Il petrolio debole sui mercati con i prezzi scesi ai minimi dallo scorso aprile. Le quotazioni del Brent oscillano intorno ai 70 dollari ed il Wti è scambiato al di sotto dei 65 dollari. Tra i motivi del calo della materia prima la diffusione degli ultimi dati, in crescita, relativi alle scorte di greggio negli USA nella scorsa settimana. Gli analisti si attendevano una flessione.

Petrolio produzione Usa

L’aumento delle scorte Usa di shale oil nell’ultima settimana, a 6,8 milioni di barili, hanno spinto ulteriormente al ribasso le quotazioni del greggio su valori minimi degli ultimi 6 mesi.

Gli analisti stimavano una flessione di 2,5 milioni. Se gli Stati Uniti riusciranno, come nelle previsioni, a proseguire nell’accumulo di scorte, l’offerta di greggio su scala globale sarebbe destinata ad aumentare.

La produzione negli Usa già nel corso di quest’anno è cresciuta di 1,1 milioni di barili al giorno, vicina ormai agli 11 milioni di barili, superando l’Arabia Saudita ed avvicinandosi alla Russia.

L’agenzia Internazionale dell’Energia (EIA) ha sottolineato che l’aumento della produzione di greggio negli Stati Uniti a 10,9 milioni di barili al giorno, è stato dovuto principalmente alla fine della manutenzione programmata dei pozzi in Alaska.
A tutto ciò bisogna aggiungere le previsioni su un dollaro forte che contribuiscono alla discesa dei prezzi del petrolio.

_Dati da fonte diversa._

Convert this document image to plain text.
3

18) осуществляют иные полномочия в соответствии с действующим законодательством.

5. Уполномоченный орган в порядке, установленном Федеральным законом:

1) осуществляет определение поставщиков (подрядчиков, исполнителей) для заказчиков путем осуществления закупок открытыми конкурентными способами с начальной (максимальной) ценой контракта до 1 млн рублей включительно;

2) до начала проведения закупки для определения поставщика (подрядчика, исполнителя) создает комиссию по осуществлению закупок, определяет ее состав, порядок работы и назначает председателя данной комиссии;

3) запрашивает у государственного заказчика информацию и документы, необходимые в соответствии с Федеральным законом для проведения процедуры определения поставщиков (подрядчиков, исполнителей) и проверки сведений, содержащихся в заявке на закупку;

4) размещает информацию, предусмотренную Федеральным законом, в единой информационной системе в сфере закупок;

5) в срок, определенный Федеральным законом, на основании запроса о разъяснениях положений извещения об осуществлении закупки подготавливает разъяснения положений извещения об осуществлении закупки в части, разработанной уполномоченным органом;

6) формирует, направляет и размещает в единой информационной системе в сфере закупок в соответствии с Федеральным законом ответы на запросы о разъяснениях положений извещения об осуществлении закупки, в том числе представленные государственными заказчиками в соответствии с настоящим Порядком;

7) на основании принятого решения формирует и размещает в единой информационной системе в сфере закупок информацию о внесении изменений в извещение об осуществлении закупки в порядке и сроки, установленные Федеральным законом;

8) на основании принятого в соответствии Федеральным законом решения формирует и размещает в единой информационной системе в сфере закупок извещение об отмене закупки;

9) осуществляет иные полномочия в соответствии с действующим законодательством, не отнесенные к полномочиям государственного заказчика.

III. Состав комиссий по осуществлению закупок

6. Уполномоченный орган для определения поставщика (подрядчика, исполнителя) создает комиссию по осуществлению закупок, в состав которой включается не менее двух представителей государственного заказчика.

Il consolidamento del biglietto verde comporta infatti come prima immediata conseguenza un apprezzamento delle quotazioni della stessa materia prima, determinando successivamente una diminuzione della domanda estera a causa dei prezzi più alti.

Iran, esportazioni in calo

Le scorte di greggio in crescita negli Usa e le probabili diminuzioni delle esportazioni dell’Iran, influiscono su quotazioni e previsioni dell’oro nero.

I prezzi del petrolio sono scesi ai livelli più bassi da aprile e alcuni analisti nutrono dubbi sull’operato dell’Opec nell’ultimo periodo, non condividendone la scelta di aumentare la produzione. Secondo gli esperti il rallentamento della domanda di petrolio, a causa della svalutazione monetaria nei mercati emergenti, provocherebbero, insieme all’incremento della produzione di shale oil, un eccesso di offerta.

A contrastare una simile previsione, il calo delle esportazioni di petrolio dell’Iran a seguito della imposizione delle nuove sanzioni Usa. Nel frattempo si registra anche un aumento delle importazioni dell’Arabia Saudita, ai livelli massimi dallo scorso anno.

Secondo le ultime stime degli analisti, il prezzo del Brent oscillerà intorno ai 65 dollari al barile per lungo tempo.